Publicado en El Estado Mental, 30 de abril de 2015.
Dtodos los capítulos de la historia universal, la Segunda Guerra Mundial ha sido sin duda uno de los más transitados por el séptimo arte. Este año, coincidiendo con el 70 aniversario del fin de la guerra, se confeccionarán –o deberían– listados y se programarán ciclos cinematográficos con las mejores películas ambientadas en aquel conflicto. Si una película no debiera faltar, ésa es la soviética Ve y mira (Idi i smotri, 1985) de Elem Klimov –cuyo título español incluyó un innecesario sustantivo inicial y terminó como Masacre: ven y mira–.

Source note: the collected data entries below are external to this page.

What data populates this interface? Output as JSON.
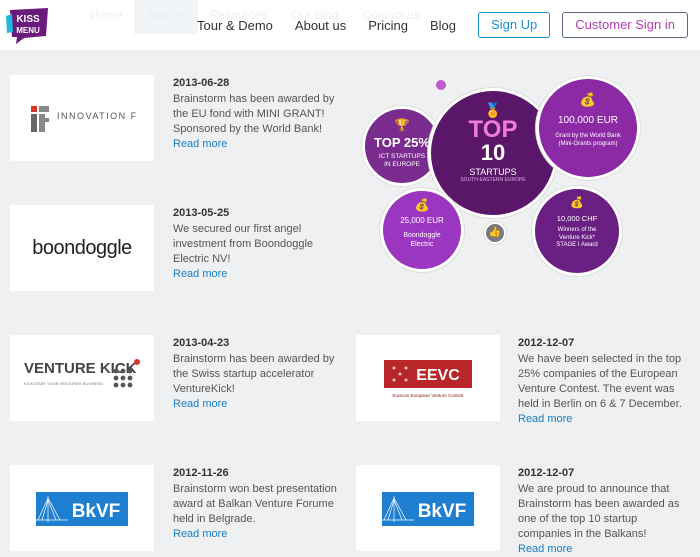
{
  "nav": {
    "ghost": [
      "Home",
      "Awards",
      "Resources",
      "Our Blog",
      "Contact us"
    ],
    "items": [
      "Tour & Demo",
      "About us",
      "Pricing",
      "Blog"
    ],
    "signup": "Sign Up",
    "signin": "Customer Sign in"
  },
  "logo": {
    "text": "KISS MENU"
  },
  "awards": [
    {
      "date": "2013-06-28",
      "lines": [
        "Brainstorm has been awarded by",
        "the EU fond with MINI GRANT!",
        "Sponsored by the World Bank!"
      ],
      "more": "Read more",
      "logo": "INNOVATION FUND"
    },
    {
      "date": "2013-05-25",
      "lines": [
        "We secured our first angel",
        "investment from Boondoggle",
        "Electric NV!"
      ],
      "more": "Read more",
      "logo": "boondoggle"
    },
    {
      "date": "2013-04-23",
      "lines": [
        "Brainstorm has been awarded by",
        "the Swiss startup accelerator",
        "VentureKick!"
      ],
      "more": "Read more",
      "logo": "VENTURE KICK",
      "logo_sub": "KICKSTART YOUR VENTURES BUSINESS"
    },
    {
      "date": "2012-12-07",
      "lines": [
        "We have been selected in the top",
        "25% companies of the European",
        "Venture Contest. The event was",
        "held in Berlin on 6 & 7 December."
      ],
      "more": "Read more",
      "logo": "EEVC",
      "logo_sub": "Eurecan European Venture Contest"
    },
    {
      "date": "2012-11-26",
      "lines": [
        "Brainstorm won best presentation",
        "award at Balkan Venture Forume",
        "held in Belgrade."
      ],
      "more": "Read more",
      "logo": "BkVF"
    },
    {
      "date": "2012-12-07",
      "lines": [
        "We are proud to announce that",
        "Brainstorm has been awarded as",
        "one of the top 10 startup",
        "companies in the Balkans!"
      ],
      "more": "Read more",
      "logo": "BkVF"
    }
  ],
  "badges": {
    "top25": {
      "big": "TOP 25%",
      "small": "ICT STARTUPS IN EUROPE"
    },
    "top10": {
      "big1": "TOP",
      "big2": "10",
      "mid": "STARTUPS",
      "small": "SOUTH-EASTERN EUROPE"
    },
    "eur100": {
      "big": "100,000 EUR",
      "small": "Grant by the World Bank (Mini-Grants program)"
    },
    "eur25": {
      "big": "25,000 EUR",
      "small": "Boondoggle Electric"
    },
    "chf10": {
      "big": "10,000 CHF",
      "small": "Winners of the Venture Kick* STAGE I Award"
    }
  },
  "colors": {
    "purple": "#6a1b7c",
    "purple_light": "#9b3ab0",
    "link": "#1a7ec4",
    "signin": "#b23eb0",
    "signup": "#1a8fd0"
  }
}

Ve y mira fue encargada por la Unión Soviética para conmemorar el 40 aniversario del fin de la Segunda Guerra Mundial, que en Rusia, y en general en todo el espacio post-soviético, se conoce como Gran Guerra Patriótica. La cinta narra la historia de un adolescente que decide unirse a los partisanos bielorrusos que combaten contra la ocupación alemana.

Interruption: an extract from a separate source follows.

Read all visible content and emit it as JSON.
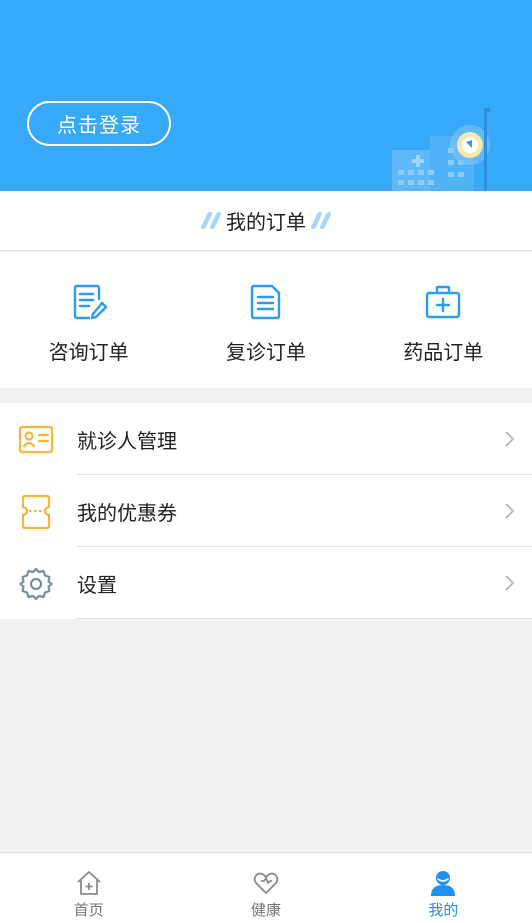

La primera vez que vi Ve y mira fue en una vieja y desgastada copia en el Kino Krokodil de Berlín –una pequeña y algo desvencijada sala en Prenzlauer Berg, especializada en cine de Europa oriental y Rusia, que resiste el envite de la gentrificación– en compañía de mi buen amigo, el también periodista Roger Suso, y puedo corroborar que, como escribió Daneet Steffens en su día para Entertainment Weekly, sus imágenes perturban al espectador y permanecen con él incluso mucho tiempo después de que se terminen los créditos.
¿Puede una película transmitir las sensaciones de una experiencia humana, que es, por definición, intransferible? Más aún, ¿puede transmitir la de una guerra?